Indic Syllabic Categories

Mon May 12 13:43:04 CDT 2014

Richard Wordingham asked:

> Is the provisional property 'Indic_Syllabic_Category' defined by
> anything deeper than the UCD file IndicSyllabicCategory itself?  

Basically, no. It simply gathers together information scattered
about in the core spec and elsewhere about claims regarding
what all the characters are. The classification has been undergoing
further review and will be updated again shortly for the 7.0
Unicode release with some further distinctions and corrections.

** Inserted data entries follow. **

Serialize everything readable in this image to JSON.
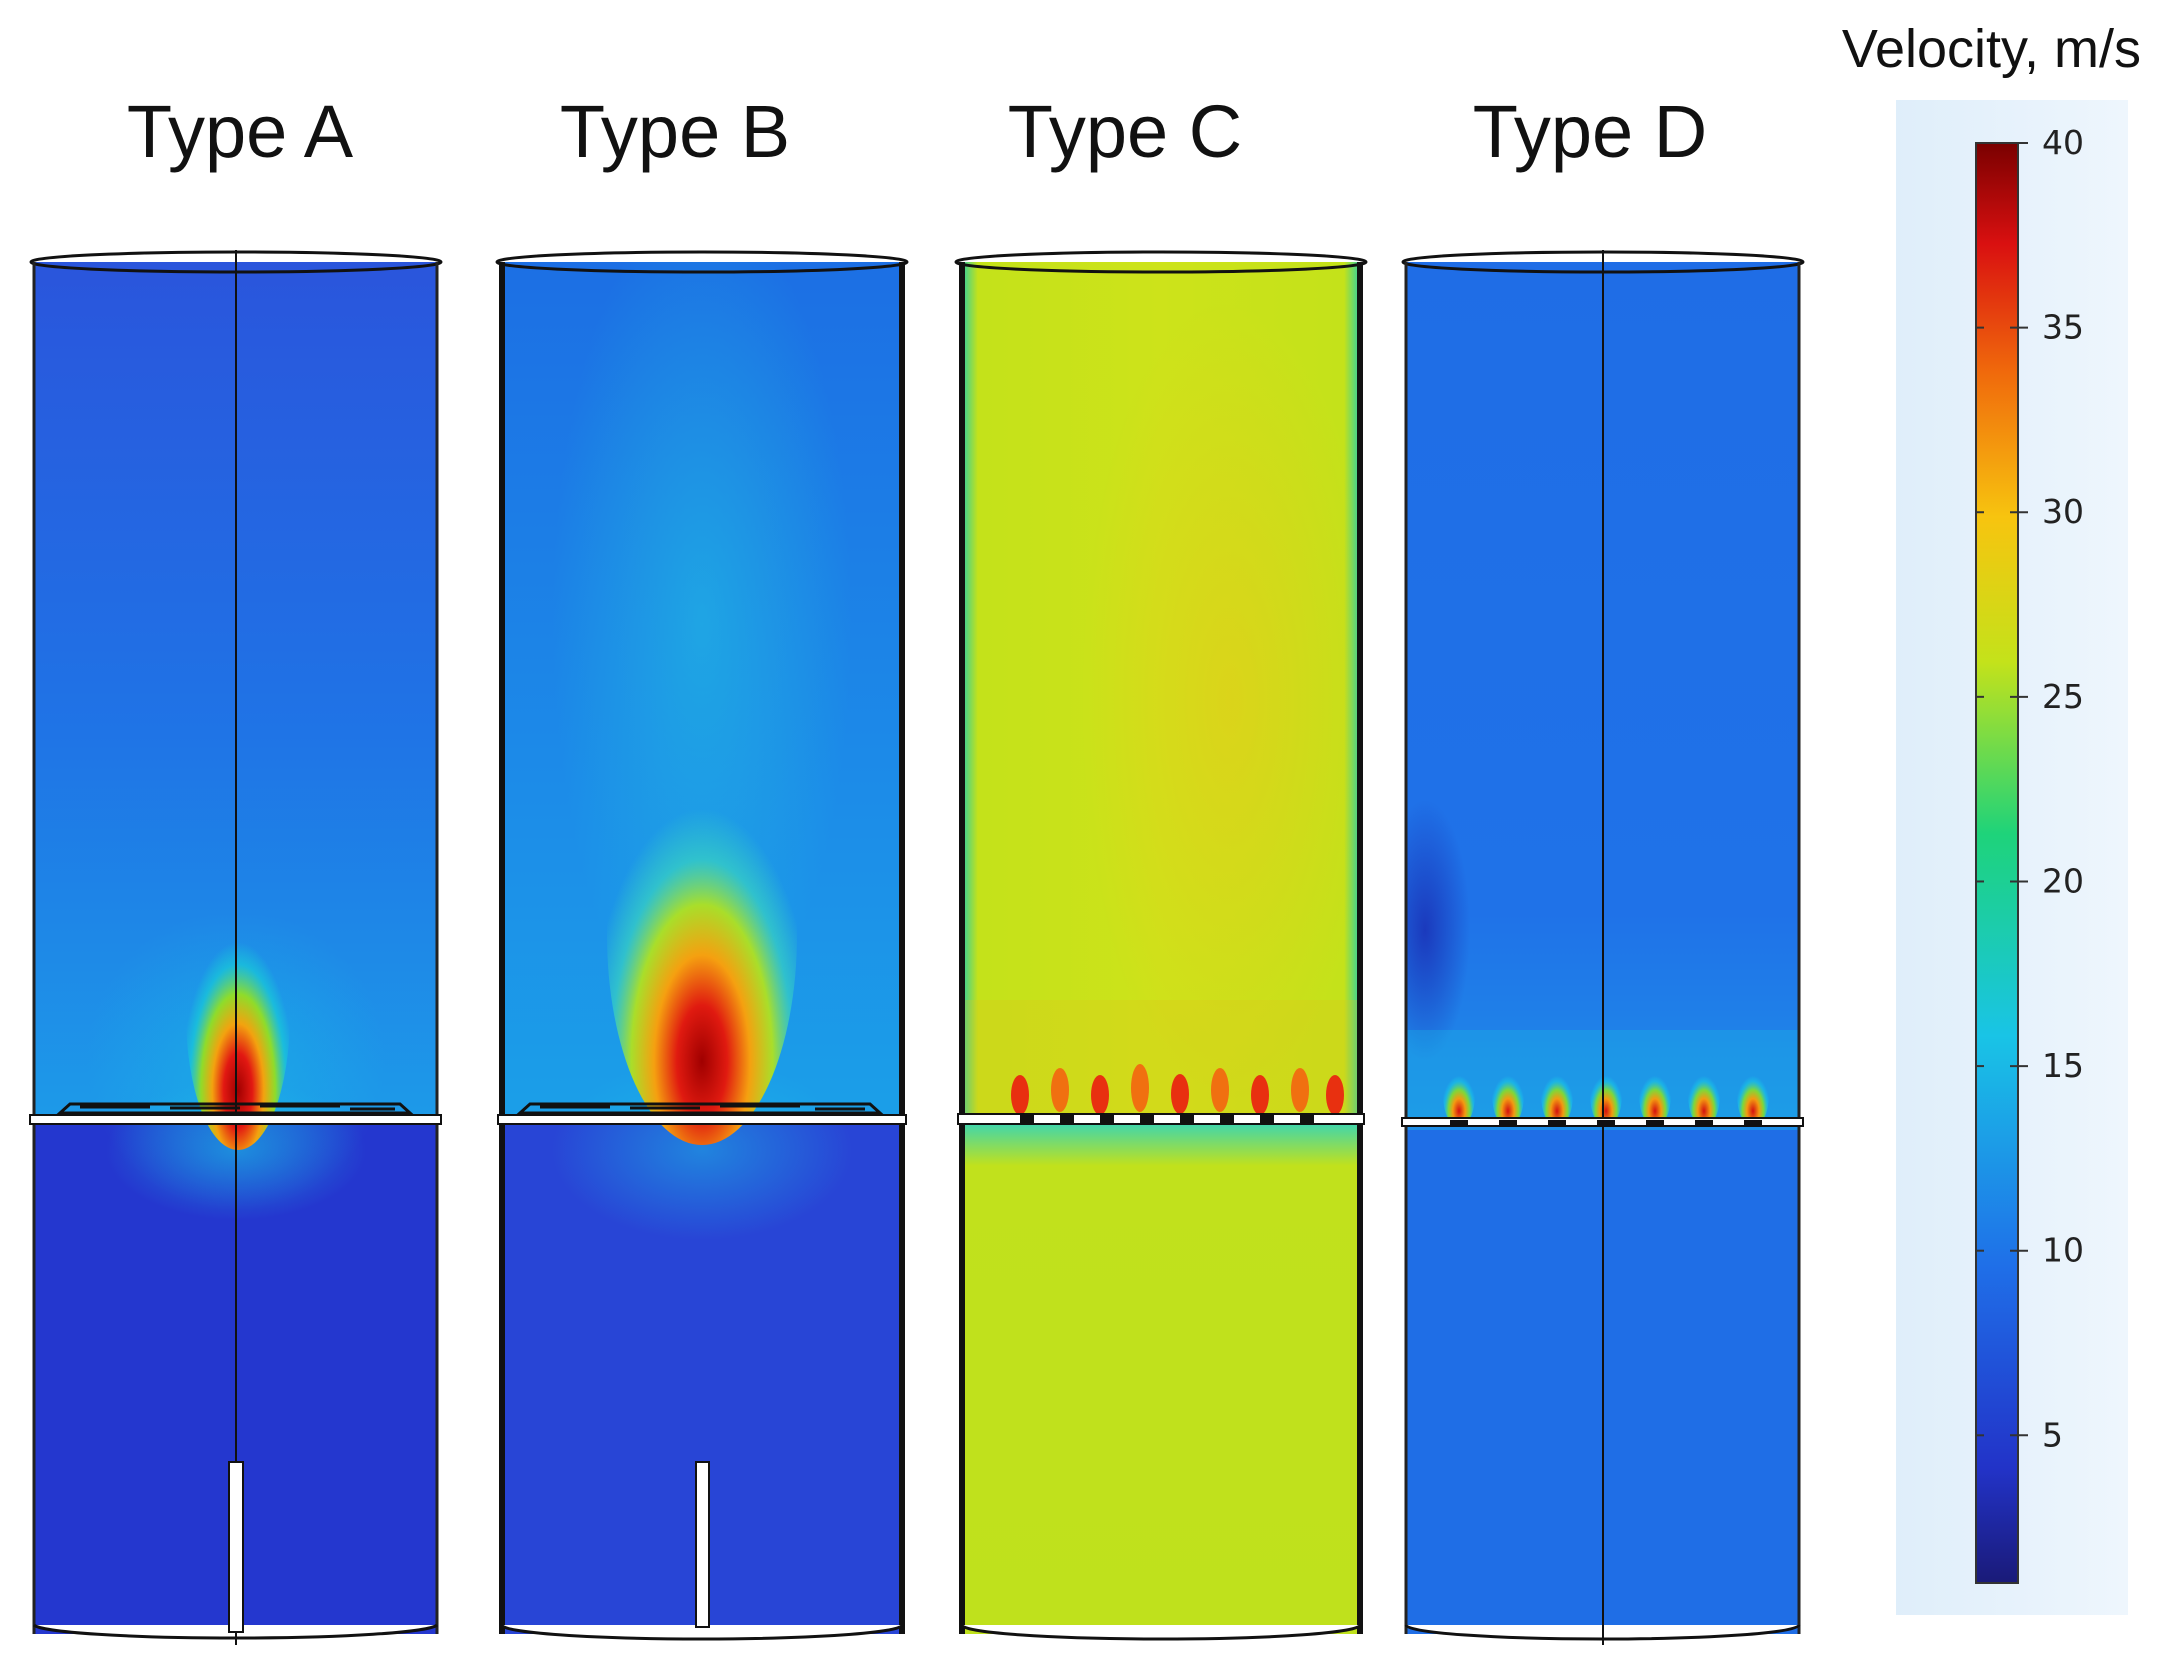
{
  "panels": [
    {
      "id": "a",
      "title": "Type A"
    },
    {
      "id": "b",
      "title": "Type B"
    },
    {
      "id": "c",
      "title": "Type C"
    },
    {
      "id": "d",
      "title": "Type D"
    }
  ],
  "colorbar": {
    "title": "Velocity, m/s",
    "ticks": [
      "40",
      "35",
      "30",
      "25",
      "20",
      "15",
      "10",
      "5"
    ],
    "min": 1,
    "max": 40
  },
  "colors": {
    "low": "#2233c8",
    "mid_low": "#1f6fe8",
    "cyan": "#19c4e6",
    "yellow_green": "#c4e21a",
    "red": "#e01a10",
    "dark_red": "#8e0000"
  }
}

However, the file(s) (and properties) will remain provisional for
Unicode 7.0. And there is no overarching UTR which provides
a definitive model for all of these categories. The values are
evolving more along the lines of what is proving useful for
implementation, rather than being a priori defined categories.

> Is the property meant to be tailorable?  For example, there are
> encoded characters in the Khmer script that serve as tone marks when it
> is used to write Thai.

For a property to be "tailorable" in a Unicode context, you pretty
much have to have some kind of algorithm defined which uses
those property values and then changes them in some systematic
way to modify the outcome of the algorithm. In this case, there
is no Unicode algorithm defined (although implementers may
have specific algorithms in their rendering engines), and the data
is all provisional.

There is a probability that the two Indic category files may be promoted
to *informative* status as of Unicode 8.0, with further modifications,
extensions, and corrections. The main difference would be that once
a property becomes *informative* in the UCD, the UTC would be
committed to keeping it around and maintaining it. By contrast,
a provisional property can just be removed, if it doesn't pan out.

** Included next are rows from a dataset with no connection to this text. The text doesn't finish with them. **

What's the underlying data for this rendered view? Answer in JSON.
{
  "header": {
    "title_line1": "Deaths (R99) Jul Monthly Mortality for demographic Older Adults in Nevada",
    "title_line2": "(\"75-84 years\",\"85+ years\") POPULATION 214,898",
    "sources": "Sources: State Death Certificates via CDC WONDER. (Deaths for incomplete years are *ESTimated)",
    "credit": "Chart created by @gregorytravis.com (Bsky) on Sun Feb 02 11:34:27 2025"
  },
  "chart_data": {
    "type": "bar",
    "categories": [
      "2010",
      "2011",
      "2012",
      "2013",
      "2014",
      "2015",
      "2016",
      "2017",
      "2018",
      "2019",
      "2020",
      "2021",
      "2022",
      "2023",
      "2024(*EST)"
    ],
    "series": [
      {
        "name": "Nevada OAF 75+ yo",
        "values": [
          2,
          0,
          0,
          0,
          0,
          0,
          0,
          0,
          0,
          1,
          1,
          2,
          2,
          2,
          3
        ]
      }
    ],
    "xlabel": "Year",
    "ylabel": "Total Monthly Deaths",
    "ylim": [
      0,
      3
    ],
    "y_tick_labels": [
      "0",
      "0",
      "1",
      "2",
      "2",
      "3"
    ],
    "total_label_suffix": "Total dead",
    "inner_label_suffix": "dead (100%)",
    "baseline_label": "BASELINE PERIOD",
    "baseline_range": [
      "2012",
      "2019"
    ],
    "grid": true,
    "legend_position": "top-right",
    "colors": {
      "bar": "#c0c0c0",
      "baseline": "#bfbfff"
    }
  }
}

My suggestion, for those who are interested in this topic, would be
to review the relevant data files, implied script behaviors, and documents
and proposals in the UTC document register -- and over the course of
the next year participate in providing feedback on this topic and
the data files, so that if/when the files and related properties become
informative for Unicode 8.0 next year sometime, these questions
and any concerns about the various edge cases as applied to Southeast
Asian scripts, can be addressed before the properties become more
difficult to update.

--Ken